= Periboea =

Set of mythological Greek characters

In Greek mythology, the name Periboea (/ˌpɛrᵻˈbiːə/; Περίβοια) refers to multiple figures:

- Periboea, one of the 3,000 Oceanids, water-nymph daughters of the Titans Oceanus and his sister-wife Tethys. She was the mother of Aura by Lelantos.
- Periboea, daughter of the Giant Eurymedon and the mother of Nausithous with Poseidon.
- Periboea, daughter of either King Cychreus of Salamis or of King Alcathous of Megara, her mother in the latter case being either Pyrgo or Evaechme, daughter of King Megareus of Onchestus.
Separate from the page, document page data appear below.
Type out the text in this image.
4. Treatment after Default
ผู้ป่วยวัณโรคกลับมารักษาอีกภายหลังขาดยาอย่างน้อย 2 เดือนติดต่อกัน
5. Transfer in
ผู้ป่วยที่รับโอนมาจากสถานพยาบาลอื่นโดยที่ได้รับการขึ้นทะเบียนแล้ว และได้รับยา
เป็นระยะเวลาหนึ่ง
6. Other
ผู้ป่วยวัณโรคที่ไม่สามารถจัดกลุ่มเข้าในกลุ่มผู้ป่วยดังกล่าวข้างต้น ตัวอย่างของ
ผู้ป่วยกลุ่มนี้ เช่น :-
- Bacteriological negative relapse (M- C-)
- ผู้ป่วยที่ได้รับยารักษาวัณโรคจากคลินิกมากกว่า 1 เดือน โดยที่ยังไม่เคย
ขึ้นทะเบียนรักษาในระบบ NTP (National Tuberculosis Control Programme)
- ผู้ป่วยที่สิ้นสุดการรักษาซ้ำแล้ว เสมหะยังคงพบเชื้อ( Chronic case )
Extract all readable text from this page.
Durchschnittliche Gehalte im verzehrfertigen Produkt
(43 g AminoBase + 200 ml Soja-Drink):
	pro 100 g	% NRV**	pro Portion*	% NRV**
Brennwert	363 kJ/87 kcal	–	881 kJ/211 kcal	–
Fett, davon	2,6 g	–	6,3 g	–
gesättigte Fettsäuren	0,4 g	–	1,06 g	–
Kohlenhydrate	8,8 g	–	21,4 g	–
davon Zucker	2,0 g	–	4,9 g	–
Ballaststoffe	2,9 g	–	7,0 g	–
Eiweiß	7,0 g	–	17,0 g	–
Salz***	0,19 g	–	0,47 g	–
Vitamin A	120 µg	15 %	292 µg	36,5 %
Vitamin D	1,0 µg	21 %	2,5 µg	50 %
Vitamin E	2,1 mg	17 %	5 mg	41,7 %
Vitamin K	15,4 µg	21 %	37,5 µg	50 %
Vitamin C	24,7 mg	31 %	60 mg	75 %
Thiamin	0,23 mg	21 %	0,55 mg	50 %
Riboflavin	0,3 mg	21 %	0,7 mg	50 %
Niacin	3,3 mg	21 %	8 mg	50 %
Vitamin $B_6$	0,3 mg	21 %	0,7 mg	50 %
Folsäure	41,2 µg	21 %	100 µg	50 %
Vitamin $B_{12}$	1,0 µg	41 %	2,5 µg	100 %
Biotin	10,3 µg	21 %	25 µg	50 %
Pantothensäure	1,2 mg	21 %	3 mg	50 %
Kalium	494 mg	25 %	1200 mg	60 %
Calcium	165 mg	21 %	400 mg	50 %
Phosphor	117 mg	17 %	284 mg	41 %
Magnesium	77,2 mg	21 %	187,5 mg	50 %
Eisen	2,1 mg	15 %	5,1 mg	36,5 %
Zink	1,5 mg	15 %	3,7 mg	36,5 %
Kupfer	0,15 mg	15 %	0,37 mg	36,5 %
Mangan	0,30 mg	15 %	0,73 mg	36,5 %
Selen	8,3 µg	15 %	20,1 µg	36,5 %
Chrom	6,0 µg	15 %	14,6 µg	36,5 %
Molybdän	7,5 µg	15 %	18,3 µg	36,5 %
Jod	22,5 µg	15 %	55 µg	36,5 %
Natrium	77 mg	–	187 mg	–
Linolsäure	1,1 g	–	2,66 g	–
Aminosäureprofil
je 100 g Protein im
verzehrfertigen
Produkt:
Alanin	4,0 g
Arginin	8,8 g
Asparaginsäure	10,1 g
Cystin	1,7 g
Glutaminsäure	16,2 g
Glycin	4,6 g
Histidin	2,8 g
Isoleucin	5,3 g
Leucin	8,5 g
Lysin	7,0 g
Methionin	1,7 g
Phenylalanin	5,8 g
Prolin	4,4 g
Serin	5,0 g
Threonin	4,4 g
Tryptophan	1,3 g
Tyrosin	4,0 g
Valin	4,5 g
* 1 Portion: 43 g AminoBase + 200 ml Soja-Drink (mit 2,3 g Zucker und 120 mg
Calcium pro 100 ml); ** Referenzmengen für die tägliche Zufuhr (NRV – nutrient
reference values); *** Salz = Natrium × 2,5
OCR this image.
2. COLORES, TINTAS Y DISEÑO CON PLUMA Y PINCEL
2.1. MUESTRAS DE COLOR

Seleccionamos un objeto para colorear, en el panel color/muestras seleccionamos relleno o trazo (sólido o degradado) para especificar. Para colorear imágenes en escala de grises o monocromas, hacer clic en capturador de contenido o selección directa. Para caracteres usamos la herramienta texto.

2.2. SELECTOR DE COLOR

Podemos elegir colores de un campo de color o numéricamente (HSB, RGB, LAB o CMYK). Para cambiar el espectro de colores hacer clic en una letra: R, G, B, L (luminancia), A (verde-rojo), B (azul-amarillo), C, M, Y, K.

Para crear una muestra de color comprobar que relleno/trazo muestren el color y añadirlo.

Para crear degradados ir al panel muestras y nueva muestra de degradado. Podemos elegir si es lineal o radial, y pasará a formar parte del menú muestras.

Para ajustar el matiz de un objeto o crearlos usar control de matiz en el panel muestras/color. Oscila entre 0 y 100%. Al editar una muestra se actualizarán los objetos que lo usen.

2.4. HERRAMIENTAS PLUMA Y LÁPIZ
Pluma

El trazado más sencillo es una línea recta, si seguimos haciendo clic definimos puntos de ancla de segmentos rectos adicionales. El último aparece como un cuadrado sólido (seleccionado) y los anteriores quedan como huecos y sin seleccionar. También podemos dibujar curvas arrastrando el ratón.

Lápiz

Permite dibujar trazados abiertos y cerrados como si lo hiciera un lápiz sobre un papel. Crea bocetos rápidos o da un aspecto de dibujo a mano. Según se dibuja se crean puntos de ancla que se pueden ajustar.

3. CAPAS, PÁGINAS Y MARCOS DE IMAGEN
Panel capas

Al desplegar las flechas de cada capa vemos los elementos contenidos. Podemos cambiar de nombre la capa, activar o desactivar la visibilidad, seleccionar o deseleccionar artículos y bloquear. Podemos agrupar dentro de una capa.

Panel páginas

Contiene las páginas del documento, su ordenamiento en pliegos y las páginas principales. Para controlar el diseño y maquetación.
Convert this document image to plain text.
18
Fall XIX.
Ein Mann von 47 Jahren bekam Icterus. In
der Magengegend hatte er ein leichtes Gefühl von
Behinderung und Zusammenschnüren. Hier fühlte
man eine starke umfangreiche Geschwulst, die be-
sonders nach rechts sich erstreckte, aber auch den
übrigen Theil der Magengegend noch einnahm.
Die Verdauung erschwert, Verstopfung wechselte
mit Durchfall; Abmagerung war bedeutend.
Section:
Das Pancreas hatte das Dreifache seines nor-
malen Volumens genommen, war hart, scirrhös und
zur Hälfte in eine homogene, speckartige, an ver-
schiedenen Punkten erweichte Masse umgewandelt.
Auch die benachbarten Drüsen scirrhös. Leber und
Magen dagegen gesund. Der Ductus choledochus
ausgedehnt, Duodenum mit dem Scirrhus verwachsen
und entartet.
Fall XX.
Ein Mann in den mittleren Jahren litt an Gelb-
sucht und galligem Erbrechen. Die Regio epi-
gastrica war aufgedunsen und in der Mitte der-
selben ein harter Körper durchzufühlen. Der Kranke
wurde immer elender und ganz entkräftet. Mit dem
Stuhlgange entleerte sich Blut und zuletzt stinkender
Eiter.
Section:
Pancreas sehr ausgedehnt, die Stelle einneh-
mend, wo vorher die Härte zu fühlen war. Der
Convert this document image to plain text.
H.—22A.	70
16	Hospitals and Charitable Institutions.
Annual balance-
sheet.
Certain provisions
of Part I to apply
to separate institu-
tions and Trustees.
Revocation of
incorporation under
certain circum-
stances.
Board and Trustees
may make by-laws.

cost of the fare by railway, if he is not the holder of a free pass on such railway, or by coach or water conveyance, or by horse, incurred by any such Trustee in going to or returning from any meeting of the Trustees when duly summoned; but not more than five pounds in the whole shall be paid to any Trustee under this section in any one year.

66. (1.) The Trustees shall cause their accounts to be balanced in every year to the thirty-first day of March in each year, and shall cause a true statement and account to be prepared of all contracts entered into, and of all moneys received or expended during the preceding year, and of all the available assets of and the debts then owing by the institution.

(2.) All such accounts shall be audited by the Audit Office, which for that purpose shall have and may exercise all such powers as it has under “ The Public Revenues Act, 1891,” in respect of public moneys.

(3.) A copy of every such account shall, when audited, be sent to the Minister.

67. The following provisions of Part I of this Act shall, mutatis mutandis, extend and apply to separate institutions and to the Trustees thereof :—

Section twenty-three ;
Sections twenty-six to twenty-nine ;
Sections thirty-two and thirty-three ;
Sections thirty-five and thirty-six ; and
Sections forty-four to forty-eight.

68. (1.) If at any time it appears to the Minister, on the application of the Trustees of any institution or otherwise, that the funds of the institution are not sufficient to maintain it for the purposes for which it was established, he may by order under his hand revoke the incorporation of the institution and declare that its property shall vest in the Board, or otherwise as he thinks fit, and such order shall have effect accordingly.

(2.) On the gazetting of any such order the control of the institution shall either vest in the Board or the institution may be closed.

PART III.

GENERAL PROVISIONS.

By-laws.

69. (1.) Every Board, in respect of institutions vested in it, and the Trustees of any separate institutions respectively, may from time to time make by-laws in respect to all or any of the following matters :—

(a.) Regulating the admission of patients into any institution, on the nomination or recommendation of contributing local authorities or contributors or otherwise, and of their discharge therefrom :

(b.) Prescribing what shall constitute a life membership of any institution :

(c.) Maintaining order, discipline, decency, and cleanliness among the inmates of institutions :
She was ravished by Telamon who then fled away; when her father learned of that, he ordered for her to be cast in the sea, but the guard who was to perform that took pity on her and sold her away; the one who bought her happened to be Telamon. She became by him mother of Ajax. She was among the would-be sacrificial victims of Minotaur; while on board the ship, Minos attempted to sexually abuse her but she was defended by Theseus, with whom she later consorted. Also known as Eriboea.
- Periboea, an alternate name for Merope, the wife of King Polybus of Corinth and mother of Alcinoë. She was the foster mother of Oedipus, future king of Thebes.
- Periboea, a Naiad, wife of Icarius, mother of Penelope, Perilaus, Aletes, Damasippus, Imeusimus and Thoas, presumably also of Iphthime. Icarius' wife is alternatively known as Asterodia, Dorodoche or Polycaste
- Periboea, the Olenian daughter of Hipponous and mother of Tydeus and possibly Melanippus or Olenias by Oeneus. She was sent by his father to Oeneus because she was seduced by Hippostratus, son of Amarynceus.
- Periboea, one of the first two maidens sent by the people of Locris to the shrine of Athena at Troy, in order to relieve them of plague. The other was named Cleopatra.
- Periboea, eldest daughter of Acessamenus, and mother of Pelagon by the river-god Axius.
- Periboea, mother, by Meges, of the Trojans Celtus and Eubius (Εὔβιος).
- Periboea, daughter of Aeolus, the wind lord, and Telepora or Telepatra.